5. Misericordia: El legionario tiene una gran devoción al Corazón misericordioso de Cristo. Busca
imitarle perdonando a los demás por las ofensas y posibles injusticias del pasado y del presente.
Busca la reconciliación como el camino evangélico de verdad, justicia y amor. «No juzguen y no
serán juzgados; no condenen y no serán condenados; perdonen y serán perdonados» (Lc 6,37-
38).
6. Gratitud: «En la tierra buena de un corazón humilde brota la flor rara y preciosa de la gratitud, por
la cual todo se recibe como un don de Dios o de los hombres. Sean agradecidos (Col 3,15)
escribía San Pablo: el legionario lo agradece todo» (CVV 153).
7. Audacia: El legionario vive la parresía como la describe el papa Francisco
en Gaudete et exsultate (n. 129): «La santidad es parresía: es audacia, es empuje evangelizador
que deja una marca en este mundo». Nuestra Ratio institutionis lo expresa así:
El Legionario tiene un corazón magnánimo y luchador, se entrega con pasión, quiere
hacer más, quiere ir más lejos … trabaja con celo y creatividad, buscando nuevos
caminos, yendo a las fronteras de la Iglesia –pastorales y de pensamiento–,
consciente de que cada día de fatiga por el Reino es un regalo precioso de Dios que ya
no volverá y que el tiempo se nos da para ganar la eternidad. A esta actitud la
llamamos “militancia” (CVV 112).
Conclusión
Padres y hermanos, en esta solemnidad de la Madre Dolorosa, nuestra patrona en el cielo, que nos cuida y
que nos comprende, les envío esta carta con muchísimo cariño. De verdad espero que muchos de
ustedes estén floreciendo en su vida espiritual y renovándose en su vocación, viviendo estas siete virtudes
con alegría y generosidad. Para los que todavía se sienten cargados por dificultades personales o por nuestra
historia, les invito a buscar los remedios espirituales y, si es necesario, también profesionales, para ayudarse
a sanar y santificarse, pidiendo de Dios Nuestro Señor la gracia de una verdadera renovación y una constante
conversión.
Ojalá cada uno pueda profundizar personalmente esta carta. Después sería bueno dedicar un buen tiempo en
comunidad para orar y conversar sobre estos temas. Que no tengamos miedo de ayudarnos como hermanos
y compañeros en este camino de conversión. Tal vez puede ser tema de retiros mensuales y formar parte de
los ejercicios espirituales para alimentar con ella su vida interior.
Todo este trabajo personal y comunitario nos prepara para la gran misión común que tenemos por delante. El
hombre de hoy y de siempre necesita ver, escuchar y aprender de otros hombres que han sobrevivido a las
pruebas de la vida; apóstoles, como los primeros, que han sufrido como ellos y que han perseverado en la
batalla de la vida.
Termino con esta cita del papa Francisco quien –tengo la certeza– nos acompaña con sus oraciones
(Gaudete et exultate, 130):
¡Cuántas veces nos sentimos tironeados a quedarnos en la comodidad de la orilla!

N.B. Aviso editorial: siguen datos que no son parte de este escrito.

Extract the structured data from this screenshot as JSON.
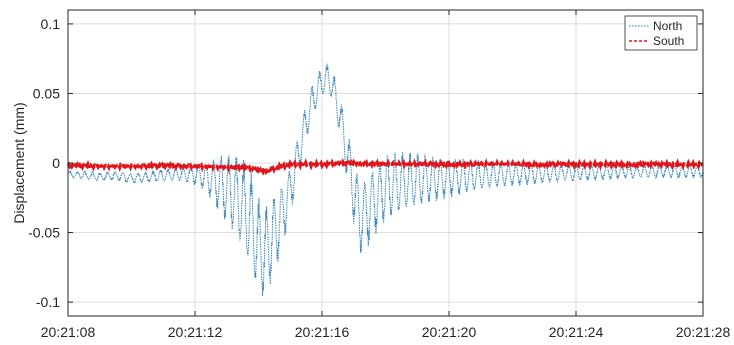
{
  "chart_data": {
    "type": "line",
    "title": "",
    "xlabel": "",
    "ylabel": "Displacement (mm)",
    "x_ticks": [
      "20:21:08",
      "20:21:12",
      "20:21:16",
      "20:21:20",
      "20:21:24",
      "20:21:28"
    ],
    "x_tick_seconds": [
      0,
      4,
      8,
      12,
      16,
      20
    ],
    "xlim_seconds": [
      0,
      20
    ],
    "y_ticks": [
      -0.1,
      -0.05,
      0,
      0.05,
      0.1
    ],
    "y_tick_labels": [
      "-0.1",
      "-0.05",
      "0",
      "0.05",
      "0.1"
    ],
    "ylim": [
      -0.11,
      0.11
    ],
    "grid": true,
    "legend_position": "top-right",
    "series": [
      {
        "name": "North",
        "color": "#1f77b4",
        "style": "dotted",
        "points": [
          [
            0.0,
            -0.008
          ],
          [
            0.5,
            -0.009
          ],
          [
            1.0,
            -0.01
          ],
          [
            1.5,
            -0.009
          ],
          [
            2.0,
            -0.011
          ],
          [
            2.5,
            -0.01
          ],
          [
            3.0,
            -0.009
          ],
          [
            3.5,
            -0.008
          ],
          [
            4.0,
            -0.008
          ],
          [
            4.4,
            -0.01
          ],
          [
            4.8,
            -0.015
          ],
          [
            5.2,
            -0.022
          ],
          [
            5.5,
            -0.03
          ],
          [
            5.8,
            -0.045
          ],
          [
            6.0,
            -0.06
          ],
          [
            6.2,
            -0.065
          ],
          [
            6.4,
            -0.055
          ],
          [
            6.7,
            -0.04
          ],
          [
            7.0,
            -0.02
          ],
          [
            7.2,
            0.0
          ],
          [
            7.4,
            0.02
          ],
          [
            7.6,
            0.038
          ],
          [
            7.8,
            0.05
          ],
          [
            8.0,
            0.058
          ],
          [
            8.2,
            0.062
          ],
          [
            8.4,
            0.05
          ],
          [
            8.6,
            0.03
          ],
          [
            8.8,
            0.005
          ],
          [
            9.0,
            -0.02
          ],
          [
            9.2,
            -0.04
          ],
          [
            9.4,
            -0.035
          ],
          [
            9.7,
            -0.025
          ],
          [
            10.0,
            -0.018
          ],
          [
            10.5,
            -0.014
          ],
          [
            11.0,
            -0.012
          ],
          [
            12.0,
            -0.01
          ],
          [
            13.0,
            -0.009
          ],
          [
            14.0,
            -0.008
          ],
          [
            16.0,
            -0.007
          ],
          [
            18.0,
            -0.006
          ],
          [
            20.0,
            -0.006
          ]
        ],
        "envelope": [
          [
            0.0,
            0.002
          ],
          [
            2.0,
            0.003
          ],
          [
            3.5,
            0.004
          ],
          [
            4.3,
            0.008
          ],
          [
            4.8,
            0.018
          ],
          [
            5.3,
            0.025
          ],
          [
            5.8,
            0.03
          ],
          [
            6.2,
            0.028
          ],
          [
            6.6,
            0.022
          ],
          [
            7.0,
            0.015
          ],
          [
            7.4,
            0.012
          ],
          [
            7.8,
            0.01
          ],
          [
            8.2,
            0.008
          ],
          [
            8.6,
            0.012
          ],
          [
            9.0,
            0.02
          ],
          [
            9.4,
            0.022
          ],
          [
            10.0,
            0.02
          ],
          [
            11.0,
            0.016
          ],
          [
            12.0,
            0.012
          ],
          [
            13.0,
            0.009
          ],
          [
            14.0,
            0.007
          ],
          [
            16.0,
            0.005
          ],
          [
            18.0,
            0.004
          ],
          [
            20.0,
            0.004
          ]
        ]
      },
      {
        "name": "South",
        "color": "#e0151b",
        "style": "dashed",
        "points": [
          [
            0.0,
            -0.002
          ],
          [
            2.0,
            -0.002
          ],
          [
            4.0,
            -0.002
          ],
          [
            5.5,
            -0.003
          ],
          [
            6.2,
            -0.006
          ],
          [
            6.6,
            -0.003
          ],
          [
            7.0,
            -0.001
          ],
          [
            8.0,
            -0.001
          ],
          [
            9.0,
            0.0
          ],
          [
            10.0,
            -0.001
          ],
          [
            12.0,
            -0.001
          ],
          [
            14.0,
            -0.001
          ],
          [
            16.0,
            -0.001
          ],
          [
            18.0,
            -0.001
          ],
          [
            20.0,
            -0.001
          ]
        ]
      }
    ]
  }
}
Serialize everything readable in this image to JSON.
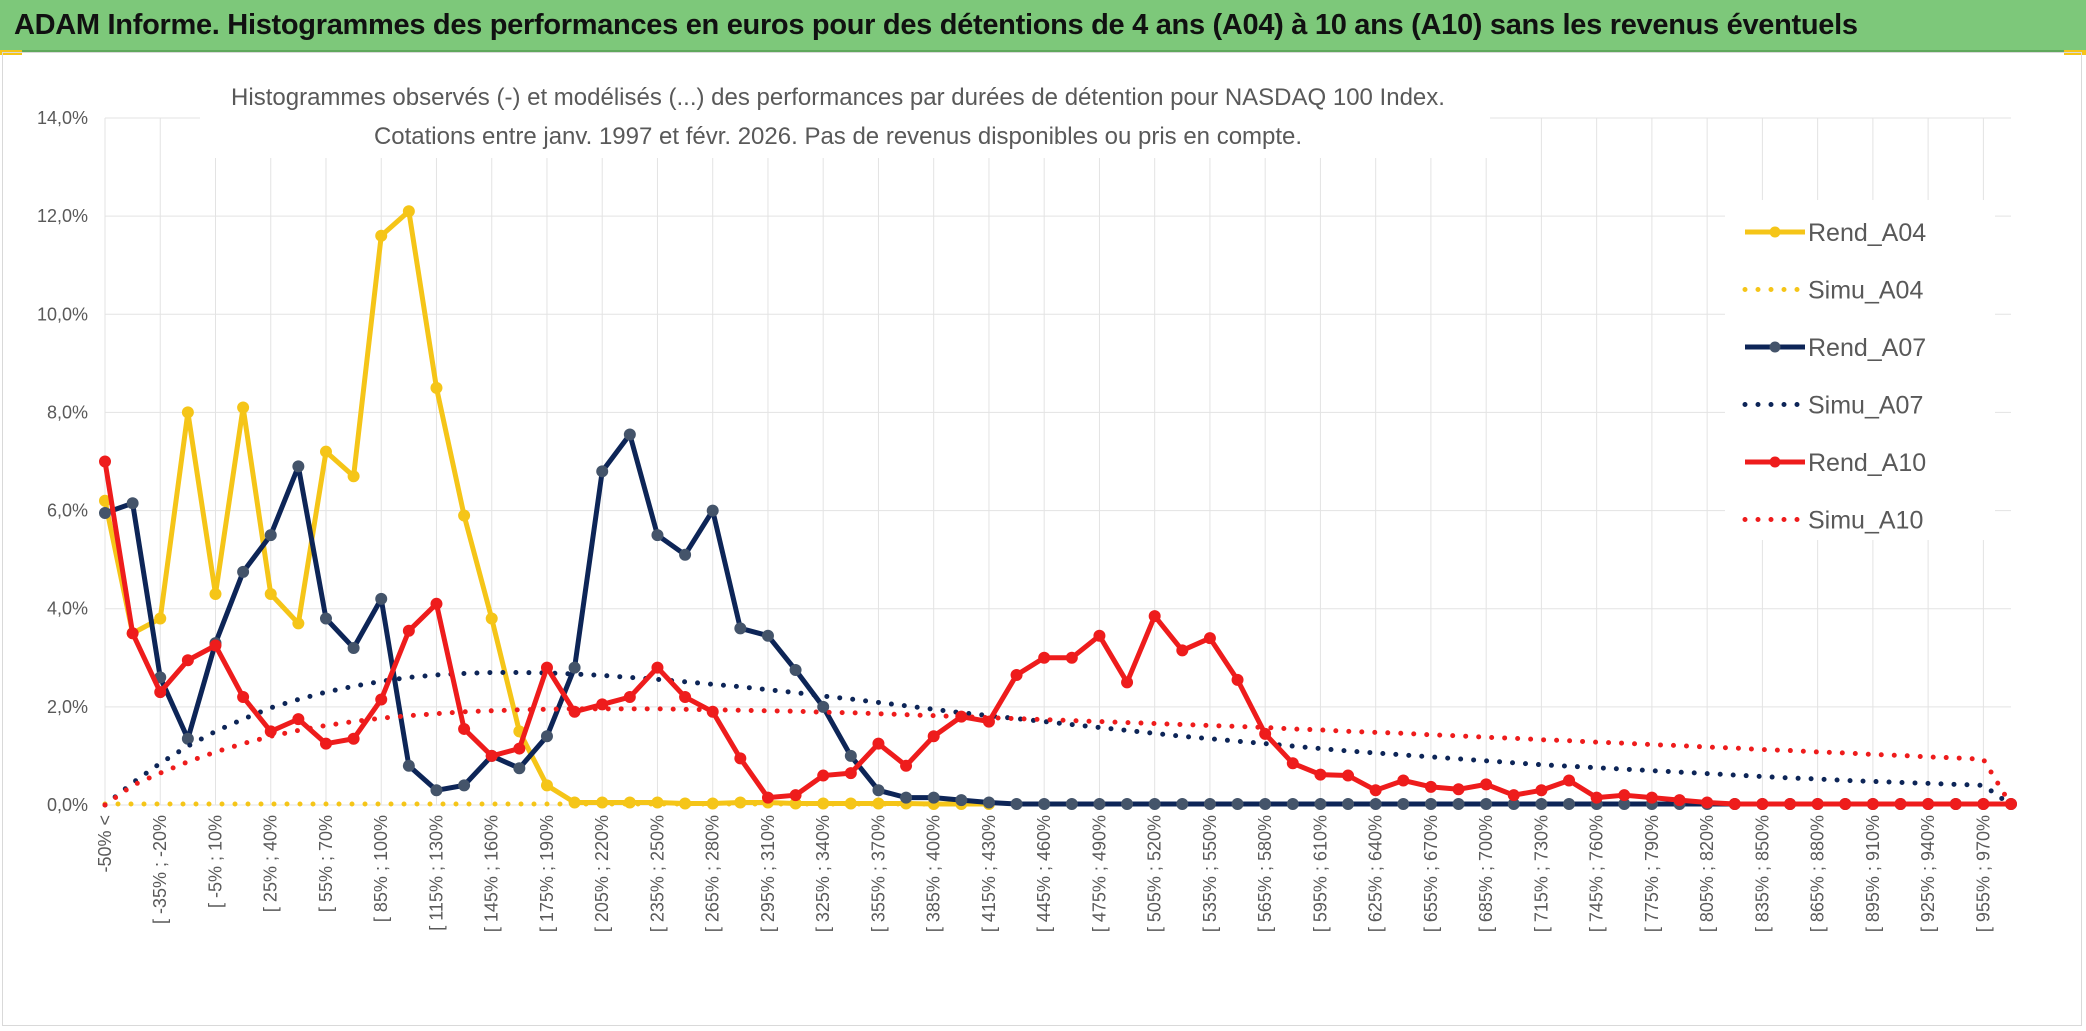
{
  "header": {
    "title": "ADAM Informe. Histogrammes des performances en euros pour des détentions de 4 ans (A04) à 10 ans (A10) sans les revenus éventuels"
  },
  "chart_data": {
    "type": "line",
    "subtitle": [
      "Histogrammes observés (-) et modélisés (...) des performances par durées de détention pour NASDAQ 100 Index.",
      "Cotations entre janv. 1997 et févr. 2026. Pas de revenus disponibles ou pris en compte."
    ],
    "ylim": [
      0,
      14
    ],
    "yticks": [
      "0,0%",
      "2,0%",
      "4,0%",
      "6,0%",
      "8,0%",
      "10,0%",
      "12,0%",
      "14,0%"
    ],
    "xticks": [
      "-50% <",
      "[ -35% ; -20%",
      "[ -5% ; 10%",
      "[ 25% ; 40%",
      "[ 55% ; 70%",
      "[ 85% ; 100%",
      "[ 115% ; 130%",
      "[ 145% ; 160%",
      "[ 175% ; 190%",
      "[ 205% ; 220%",
      "[ 235% ; 250%",
      "[ 265% ; 280%",
      "[ 295% ; 310%",
      "[ 325% ; 340%",
      "[ 355% ; 370%",
      "[ 385% ; 400%",
      "[ 415% ; 430%",
      "[ 445% ; 460%",
      "[ 475% ; 490%",
      "[ 505% ; 520%",
      "[ 535% ; 550%",
      "[ 565% ; 580%",
      "[ 595% ; 610%",
      "[ 625% ; 640%",
      "[ 655% ; 670%",
      "[ 685% ; 700%",
      "[ 715% ; 730%",
      "[ 745% ; 760%",
      "[ 775% ; 790%",
      "[ 805% ; 820%",
      "[ 835% ; 850%",
      "[ 865% ; 880%",
      "[ 895% ; 910%",
      "[ 925% ; 940%",
      "[ 955% ; 970%"
    ],
    "grid": true,
    "legend_position": "right",
    "series": [
      {
        "name": "Rend_A04",
        "style": "solid",
        "color": "#f5c518",
        "values": [
          6.2,
          3.5,
          3.8,
          8.0,
          4.3,
          8.1,
          4.3,
          3.7,
          7.2,
          6.7,
          11.6,
          12.1,
          8.5,
          5.9,
          3.8,
          1.5,
          0.4,
          0.05,
          0.05,
          0.05,
          0.05,
          0.03,
          0.03,
          0.05,
          0.05,
          0.03,
          0.03,
          0.03,
          0.03,
          0.03,
          0.02,
          0.02,
          0.02
        ]
      },
      {
        "name": "Simu_A04",
        "style": "dotted",
        "color": "#f5c518",
        "values": [
          0.02,
          0.02,
          0.02,
          0.02,
          0.02,
          0.02,
          0.02,
          0.02,
          0.02,
          0.02,
          0.02,
          0.02,
          0.02,
          0.02,
          0.02,
          0.02,
          0.02,
          0.02,
          0.02,
          0.02,
          0.02,
          0.02,
          0.02,
          0.02,
          0.02,
          0.02,
          0.02,
          0.02,
          0.02,
          0.02,
          0.02,
          0.02,
          0.02
        ]
      },
      {
        "name": "Rend_A07",
        "style": "solid",
        "color": "#0d2557",
        "values": [
          5.95,
          6.15,
          2.6,
          1.35,
          3.3,
          4.75,
          5.5,
          6.9,
          3.8,
          3.2,
          4.2,
          0.8,
          0.3,
          0.4,
          1.0,
          0.75,
          1.4,
          2.8,
          6.8,
          7.55,
          5.5,
          5.1,
          6.0,
          3.6,
          3.45,
          2.75,
          2.0,
          1.0,
          0.3,
          0.15,
          0.15,
          0.1,
          0.05,
          0.02,
          0.02,
          0.02,
          0.02,
          0.02,
          0.02,
          0.02,
          0.02,
          0.02,
          0.02,
          0.02,
          0.02,
          0.02,
          0.02,
          0.02,
          0.02,
          0.02,
          0.02,
          0.02,
          0.02,
          0.02,
          0.02,
          0.02,
          0.02,
          0.02,
          0.02,
          0.02,
          0.02,
          0.02,
          0.02,
          0.02,
          0.02,
          0.02,
          0.02,
          0.02,
          0.02,
          0.02
        ]
      },
      {
        "name": "Simu_A07",
        "style": "dotted",
        "color": "#0d2557",
        "values": [
          0.0,
          0.45,
          0.85,
          1.2,
          1.5,
          1.75,
          1.98,
          2.15,
          2.3,
          2.42,
          2.52,
          2.6,
          2.65,
          2.68,
          2.7,
          2.7,
          2.69,
          2.67,
          2.64,
          2.6,
          2.56,
          2.51,
          2.46,
          2.41,
          2.35,
          2.29,
          2.22,
          2.16,
          2.09,
          2.02,
          1.95,
          1.88,
          1.82,
          1.76,
          1.7,
          1.64,
          1.58,
          1.52,
          1.46,
          1.4,
          1.35,
          1.3,
          1.25,
          1.2,
          1.15,
          1.1,
          1.06,
          1.02,
          0.98,
          0.94,
          0.9,
          0.86,
          0.82,
          0.79,
          0.76,
          0.73,
          0.7,
          0.67,
          0.64,
          0.61,
          0.58,
          0.55,
          0.53,
          0.5,
          0.48,
          0.46,
          0.44,
          0.42,
          0.4,
          0.0
        ]
      },
      {
        "name": "Rend_A10",
        "style": "solid",
        "color": "#ee1c1c",
        "values": [
          7.0,
          3.5,
          2.3,
          2.95,
          3.25,
          2.2,
          1.5,
          1.75,
          1.25,
          1.35,
          2.15,
          3.55,
          4.1,
          1.55,
          1.0,
          1.15,
          2.8,
          1.9,
          2.05,
          2.2,
          2.8,
          2.2,
          1.9,
          0.95,
          0.15,
          0.2,
          0.6,
          0.65,
          1.25,
          0.8,
          1.4,
          1.8,
          1.7,
          2.65,
          3.0,
          3.0,
          3.45,
          2.5,
          3.85,
          3.15,
          3.4,
          2.55,
          1.45,
          0.85,
          0.62,
          0.6,
          0.3,
          0.5,
          0.37,
          0.32,
          0.42,
          0.2,
          0.3,
          0.5,
          0.15,
          0.2,
          0.15,
          0.1,
          0.05,
          0.02,
          0.02,
          0.02,
          0.02,
          0.02,
          0.02,
          0.02,
          0.02,
          0.02,
          0.02,
          0.02
        ]
      },
      {
        "name": "Simu_A10",
        "style": "dotted",
        "color": "#ee1c1c",
        "values": [
          0.0,
          0.4,
          0.65,
          0.88,
          1.08,
          1.25,
          1.4,
          1.52,
          1.62,
          1.7,
          1.77,
          1.82,
          1.86,
          1.9,
          1.92,
          1.94,
          1.95,
          1.96,
          1.96,
          1.96,
          1.96,
          1.95,
          1.94,
          1.93,
          1.92,
          1.91,
          1.89,
          1.88,
          1.86,
          1.84,
          1.82,
          1.8,
          1.78,
          1.76,
          1.74,
          1.72,
          1.7,
          1.68,
          1.66,
          1.64,
          1.62,
          1.6,
          1.58,
          1.55,
          1.53,
          1.5,
          1.48,
          1.46,
          1.43,
          1.41,
          1.38,
          1.36,
          1.33,
          1.31,
          1.28,
          1.26,
          1.23,
          1.21,
          1.18,
          1.16,
          1.13,
          1.11,
          1.08,
          1.06,
          1.03,
          1.01,
          0.98,
          0.96,
          0.93,
          0.0
        ]
      }
    ]
  }
}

Pero el Señor nos llama para navegar mar adentro y arrojar las redes en aguas más
profundas (cf. Lc 5,4). Nos invita a gastar nuestra vida en su servicio. Aferrados a él
nos animamos a poner todos nuestros carismas al servicio de los otros. Ojalá nos
sintamos apremiados por su amor (cf. 2 Co 5,14) y podamos decir con san
Pablo: “¡Ay de mí si no anuncio el Evangelio!” (1 Co 9,16).